4. On November 16, 2012, Defendant’s counsel also filed its Notice of Lack of Prosecution pursuant to Florida Rules of Civil Procedure 1.420(e).

The November 16, 2012, filing of Defendant’s Designation of Electronic Mail Addresses is sufficient record activity to preclude dismissal under Rule 1.420(e) of the Florida Rules of Civil Procedure.

1. Florida Rules of Civil Procedure 1.420(e) provides as follows:

(e) Failure to Prosecute. In all actions in which it appears on the face of the record that no activity by filing of pleadings, order of court, or otherwise has occurred for a period of 10 months, and no order staying the action has been issued nor stipulation for stay approved by the court, any interested person, whether a party to the action or not, the court, or the clerk of the court may serve notice to all parties that no such activity has occurred. If no such record activity has occurred within the 10 months immediately preceding the service of such notice, and no record activity occurs within the 60 days immediately following the service of such notice, and if no stay was issued or approved prior to the expiration of such 60-day period, the action shall be dismissed by the court on its own motion or on the motion of any interested person, whether a party to the action or not, after reasonable notice to the parties, unless a party shows good cause in writing at least 5 days before the hearing on the motion why the action should remain pending. Mere inaction for a period of less than 1 year shall not be sufficient cause for dismissal for failure to prosecute.

2. In Chemrock Corp. v. Tampa Electric Co.71 So. 3d 786 (Fla. 2011) [36 Fla. L. Weekly S318a], the Florida Supreme Court reasoned that “any filing of record during the applicable time frame is sufficient to preclude dismissal — without regard to a finding that the filing is intended to affirmatively move the case toward resolution on the merits.”

3. In Weston TC LLLP v.

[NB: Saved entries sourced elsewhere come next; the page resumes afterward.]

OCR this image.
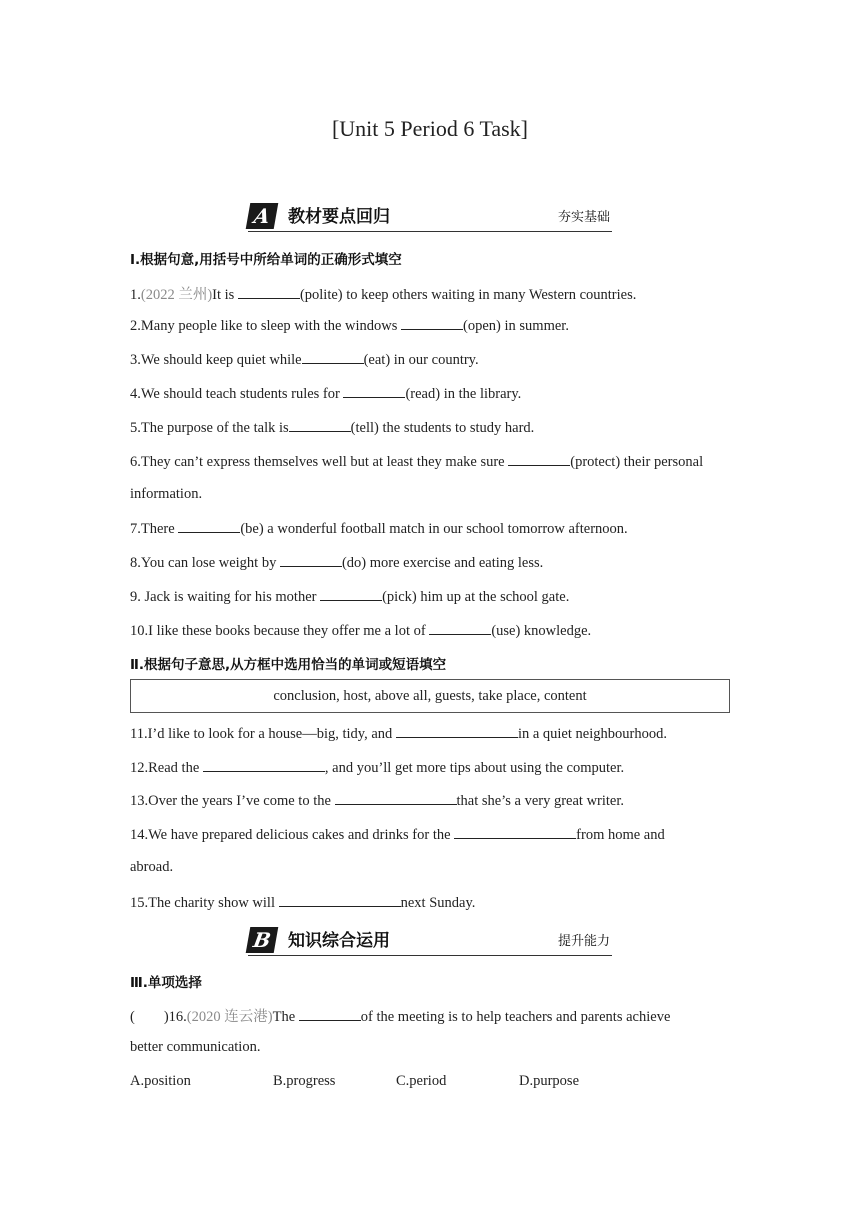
[Unit 5 Period 6 Task]
A 教材要点回归	夯实基础
Ⅰ.根据句意,用括号中所给单词的正确形式填空
1.(2022 兰州)It is	(polite) to keep others waiting in many Western countries.
2.Many people like to sleep with the windows	(open) in summer.
3.We should keep quiet while	(eat) in our country.
4.We should teach students rules for	(read) in the library.
5.The purpose of the talk is	(tell) the students to study hard.
6.They can’t express themselves well but at least they make sure	(protect) their personal
information.
7.There	(be) a wonderful football match in our school tomorrow afternoon.
8.You can lose weight by	(do) more exercise and eating less.
9. Jack is waiting for his mother	(pick) him up at the school gate.
10.I like these books because they offer me a lot of	(use) knowledge.
Ⅱ.根据句子意思,从方框中选用恰当的单词或短语填空
conclusion, host, above all, guests, take place, content
11.I’d like to look for a house—big, tidy, and	in a quiet neighbourhood.
12.Read the	, and you’ll get more tips about using the computer.
13.Over the years I’ve come to the	that she’s a very great writer.
14.We have prepared delicious cakes and drinks for the	from home and
abroad.
15.The charity show will	next Sunday.
B 知识综合运用	提升能力
Ⅲ.单项选择
(        )16.(2020 连云港)The	of the meeting is to help teachers and parents achieve
better communication.
A.position	B.progress	C.period	D.purpose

CNDP Marketing Inc.66 So. 3d 370 (Fla. 4th DCA 2011) [36 Fla. L. Weekly D1610a], the Fourth District Court of Appeal, following Chemrock, reversed an order of dismissal and reasoned that the filing of a notice of unavailability was sufficient record activity to avoid dismissal for lack of prosecution.

4. Based on the binding precedent set forth in both the Chemrock and Weston cases, the November 16, 2012, filing of Defendant’s Designation of Electronic Mail Addresses is sufficient record activity to preclude dismissal under Rule 1.420(e) of the Florida Rules of Civil Procedure.

The July 06, 2010 filing of Plaintiff’s Notice for Non-Jury Trial and Request for Referral to Arbitration precludes dismissal under Rule 1.420(e) of the Florida Rules of Civil Procedure.

1. In Mikos v. Sarasota Cattle Company, 453 So. 2d 402 (Fla. 1984), the Defendant noticed the case for trial on November 16, 1979. The Plaintiff noticed the case for trial on February 10, 1981. Neither party took any further action. On August 11, 1982 — 18 months after the case was noticed for trial — Defendant filed its motion to dismiss for lack of prosecution, which the trial court granted.

2. The Florida Supreme Court agreed with the District Court of Appeals reversal of the trial court and also agreed with the District Court’s reasoning that once a notice for trial is filed, the filing party has no obligation to take any further action and “the filing of the notice bars the trial court from dismissing the action for lack of prosecution.” Id. at 403.

3. In Fox v. Playa Del Sol Association, Inc., 446 So. 2d 126 (Fla. 4DCA 1983), Plaintiff noticed the case for trial. After 1 year of no record activity, the Defendant filed a motion to dismiss for lack of prosecution, which the trial court granted.

4. The Fourth District Court of Appeals reversed the trial court and reasoned that Plaintiff’s filing of the notice for trial barred dismissal for failure to prosecute and the filing of the notice of trial “was all he had to do no matter how long a period elapsed thereafter.” Id. at 127.

5. Based on the well-settled, binding precedent set forth in both the Mikos and Fox cases, the July 06, 2010, filing of Plaintiff’s Notice for Trial precludes dismissal for lack of prosecution under Rule 1.420(e) of the Florida Rules of Civil Procedure.